Conforme observou o parlamentar, os 27 membros da Câmara foram escolhidos pelo eleitorado cuiabano e, consequentemente, detêm poder decisório sobre a estrutura e operação da instituição legislativa.
"Nós temos todos os instrumentos aqui, toda a Mesa Diretora, todos nós aqui, 27, temos uma legitimidade que nos foi dada pelo povo cuiabano. Claro que os desembargadores, os juízes, os ministros, têm a sua legitimidade oriunda dos concursos públicos. Não quero desmerecê-la, mas quero dizer que, dentro de uma Casa de Leis, em que nós temos toda a legitimidade para alterar o Regimento Interno, isso deveria ter sido pautado aqui", argumentou.
Daniel propôs que o debate acerca do quórum necessário para mudanças no Regimento seja conduzido internamente na Câmara. Ele mencionou assuntos como o Plano Diretor e normas referentes à composição da Mesa Diretora como exemplos relevantes.
"Eu quero dizer que se isso for pautado daqui, eu tenho toda a possibilidade de voltar um dia, da gente sentar e conversar, porque realmente uma matéria como o Plano Diretor é muito difícil a gente arrumar 18 votos, né? A gente sabe que existem uma série, uma gama de opiniões divergentes e que é muito difícil você coexistir todas", completou.
O vereador reiterou que a Câmara não tem o direito de abdicar da discussão interna sobre temas que são de sua alçada e responsabilidade exclusiva.
"O que eu quero dizer é: essa Casa não pode se furtar, não pode se demitir de tratar dos assuntos pertinentes a nós. A Lei Orgânica do Município, o Regimento Interno dessa Casa, as legislações que são aprovadas, que são apreciadas nessa Casa, são de responsabilidade inalienável e indelegável dos vereadores eleitos pelo povo cuiabano", assegurou.
Daniel também manifestou sua contrariedade à prática de recorrer ao sistema judiciário para discutir reformas regimentais ao invés de levar a discussão ao plenário da Câmara.
"Nós não podemos aturar esse tipo de atitude, que faz com que o povo cuiabano tenha cada vez menos fé na legislação, na legislatura, melhor dizendo, com os vereadores eleitos por eles", criticou.
Na sequência, o parlamentar questionou a escolha de buscar intervenção judicial para resolver uma questão que, em sua avaliação, necessita ser discutida abertamente e com transparência pelos vereadores.
"Porque se eu elejo um vereador pra tratar das legislações pertinentes, especialmente o Regimento Interno dessa Casa, e os vereadores, ao invés de fazer isso aqui na frente do povo, com as câmeras ligadas ao vivo, igual eu tô falando aqui agora, a gente vai pro Tribunal de Justiça tentar, de forma sorrateira, alterar um Regimento Interno? Pera aí", afirmou com ênfase.
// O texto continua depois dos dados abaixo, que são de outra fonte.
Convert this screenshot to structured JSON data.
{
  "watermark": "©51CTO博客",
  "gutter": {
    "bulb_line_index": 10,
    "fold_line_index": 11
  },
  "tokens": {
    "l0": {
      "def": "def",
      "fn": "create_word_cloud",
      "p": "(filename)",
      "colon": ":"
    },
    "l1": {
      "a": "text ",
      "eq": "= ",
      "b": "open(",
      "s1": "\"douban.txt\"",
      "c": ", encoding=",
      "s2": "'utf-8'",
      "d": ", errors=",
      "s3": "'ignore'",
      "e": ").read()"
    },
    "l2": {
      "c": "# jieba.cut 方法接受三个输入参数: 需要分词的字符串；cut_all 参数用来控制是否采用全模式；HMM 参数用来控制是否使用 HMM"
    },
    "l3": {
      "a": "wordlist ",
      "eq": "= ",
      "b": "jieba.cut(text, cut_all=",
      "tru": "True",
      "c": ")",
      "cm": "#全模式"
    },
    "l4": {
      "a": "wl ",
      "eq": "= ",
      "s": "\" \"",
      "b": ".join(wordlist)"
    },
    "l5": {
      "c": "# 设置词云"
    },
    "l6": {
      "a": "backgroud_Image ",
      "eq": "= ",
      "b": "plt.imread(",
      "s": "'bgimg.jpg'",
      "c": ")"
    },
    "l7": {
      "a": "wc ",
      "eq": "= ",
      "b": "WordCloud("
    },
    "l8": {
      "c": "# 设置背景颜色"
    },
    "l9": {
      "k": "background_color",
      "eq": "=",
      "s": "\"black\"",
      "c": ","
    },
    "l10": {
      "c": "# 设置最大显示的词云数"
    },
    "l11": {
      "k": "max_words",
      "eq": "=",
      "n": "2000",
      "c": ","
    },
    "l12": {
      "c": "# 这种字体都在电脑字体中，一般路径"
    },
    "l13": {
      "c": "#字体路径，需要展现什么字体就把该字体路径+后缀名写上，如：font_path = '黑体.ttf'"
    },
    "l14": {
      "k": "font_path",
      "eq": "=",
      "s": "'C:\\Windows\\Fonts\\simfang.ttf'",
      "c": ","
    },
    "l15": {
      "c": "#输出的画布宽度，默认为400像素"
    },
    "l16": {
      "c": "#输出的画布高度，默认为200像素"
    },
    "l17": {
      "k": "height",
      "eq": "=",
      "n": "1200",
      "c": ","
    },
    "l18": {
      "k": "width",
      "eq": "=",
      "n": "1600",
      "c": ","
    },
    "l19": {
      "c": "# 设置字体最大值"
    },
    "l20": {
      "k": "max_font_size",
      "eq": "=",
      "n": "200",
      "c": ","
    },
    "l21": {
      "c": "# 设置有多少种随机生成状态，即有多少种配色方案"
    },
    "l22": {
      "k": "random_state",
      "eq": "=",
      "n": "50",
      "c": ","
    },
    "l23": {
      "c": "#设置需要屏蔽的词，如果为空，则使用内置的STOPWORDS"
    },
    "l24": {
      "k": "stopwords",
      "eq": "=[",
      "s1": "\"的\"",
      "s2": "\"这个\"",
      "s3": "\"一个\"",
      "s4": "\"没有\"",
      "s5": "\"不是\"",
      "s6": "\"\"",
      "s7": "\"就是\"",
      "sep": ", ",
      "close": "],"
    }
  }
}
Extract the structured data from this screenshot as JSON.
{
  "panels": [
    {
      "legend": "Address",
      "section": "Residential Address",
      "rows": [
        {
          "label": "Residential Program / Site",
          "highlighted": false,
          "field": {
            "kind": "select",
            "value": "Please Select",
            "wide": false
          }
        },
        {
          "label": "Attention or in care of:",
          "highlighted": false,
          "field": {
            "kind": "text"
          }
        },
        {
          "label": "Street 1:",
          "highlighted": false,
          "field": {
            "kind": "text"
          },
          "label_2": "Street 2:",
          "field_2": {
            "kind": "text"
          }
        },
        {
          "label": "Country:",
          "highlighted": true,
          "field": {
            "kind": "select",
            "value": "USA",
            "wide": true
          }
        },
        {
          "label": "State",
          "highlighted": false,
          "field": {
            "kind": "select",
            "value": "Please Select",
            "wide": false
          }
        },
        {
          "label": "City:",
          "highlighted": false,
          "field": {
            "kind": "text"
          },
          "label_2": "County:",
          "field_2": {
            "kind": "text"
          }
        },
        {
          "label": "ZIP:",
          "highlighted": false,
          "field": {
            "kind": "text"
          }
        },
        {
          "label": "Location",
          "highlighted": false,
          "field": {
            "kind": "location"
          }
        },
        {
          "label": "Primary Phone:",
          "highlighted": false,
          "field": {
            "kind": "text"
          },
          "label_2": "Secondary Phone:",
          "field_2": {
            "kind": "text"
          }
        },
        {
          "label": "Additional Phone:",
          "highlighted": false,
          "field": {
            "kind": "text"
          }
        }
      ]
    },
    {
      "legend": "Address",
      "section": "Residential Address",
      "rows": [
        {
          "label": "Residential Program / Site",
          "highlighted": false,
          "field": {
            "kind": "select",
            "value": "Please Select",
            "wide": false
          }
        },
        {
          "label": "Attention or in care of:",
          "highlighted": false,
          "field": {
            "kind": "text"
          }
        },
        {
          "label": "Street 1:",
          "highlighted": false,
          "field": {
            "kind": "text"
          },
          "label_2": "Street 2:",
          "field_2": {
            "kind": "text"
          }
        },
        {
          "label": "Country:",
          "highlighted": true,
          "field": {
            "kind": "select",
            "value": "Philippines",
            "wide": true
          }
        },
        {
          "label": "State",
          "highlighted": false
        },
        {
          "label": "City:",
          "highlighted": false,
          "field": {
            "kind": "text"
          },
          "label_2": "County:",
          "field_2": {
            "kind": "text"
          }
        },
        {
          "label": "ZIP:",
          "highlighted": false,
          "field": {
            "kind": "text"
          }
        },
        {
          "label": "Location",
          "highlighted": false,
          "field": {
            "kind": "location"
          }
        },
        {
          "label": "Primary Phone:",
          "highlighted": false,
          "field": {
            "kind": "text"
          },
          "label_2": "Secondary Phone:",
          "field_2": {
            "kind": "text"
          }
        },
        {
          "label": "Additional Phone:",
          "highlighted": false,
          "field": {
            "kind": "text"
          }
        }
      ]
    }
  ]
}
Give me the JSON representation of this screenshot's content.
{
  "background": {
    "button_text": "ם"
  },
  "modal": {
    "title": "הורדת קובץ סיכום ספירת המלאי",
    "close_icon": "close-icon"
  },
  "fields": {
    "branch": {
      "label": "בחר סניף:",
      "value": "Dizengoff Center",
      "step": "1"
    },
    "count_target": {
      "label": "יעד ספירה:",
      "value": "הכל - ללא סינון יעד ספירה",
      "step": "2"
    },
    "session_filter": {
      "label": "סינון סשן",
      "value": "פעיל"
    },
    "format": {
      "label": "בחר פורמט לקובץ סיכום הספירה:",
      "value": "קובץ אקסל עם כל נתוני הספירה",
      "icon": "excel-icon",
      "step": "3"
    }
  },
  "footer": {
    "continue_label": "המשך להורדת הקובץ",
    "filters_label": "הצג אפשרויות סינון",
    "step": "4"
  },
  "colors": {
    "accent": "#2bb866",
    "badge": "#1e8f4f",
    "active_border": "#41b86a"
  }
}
A decisão proferida pelo TJMT mantém o requisito de dois terços dos votos para modificações no Regimento. Numericamente, isso corresponde a necessidade de 18 votos entre os 27 vereadores que compõem a Câmara.
Esse dispositivo adquiriu relevância estratégica na contenda pelo comando da Câmara, uma vez que a flexibilização do Regimento possibilitaria a reeleição consecutiva da presidente em exercício, Paula Calil (PL).
Por sua vez, o vereador Ilde Taques (Podemos), que articula sua candidatura para a Presidência, afirma dispor de 13 apoios e realiza gestões para ampliar seu capital político entre os colegas legisladores. Mantém diálogos com parlamentares como Dilemário Alencar (União Brasil) e Marcos Brito (PV).
Mesmo diante da competição acirrada, Ilde não elimina a possibilidade de composição com o grupo vinculado a Paula Calil. De acordo com sua avaliação, uma chapa de consenso ainda pode ser objeto de discussão.
A escolha da Mesa Diretora está programada para acontecer após o primeiro turno do pleito eleitoral, marcado para 6 de outubro.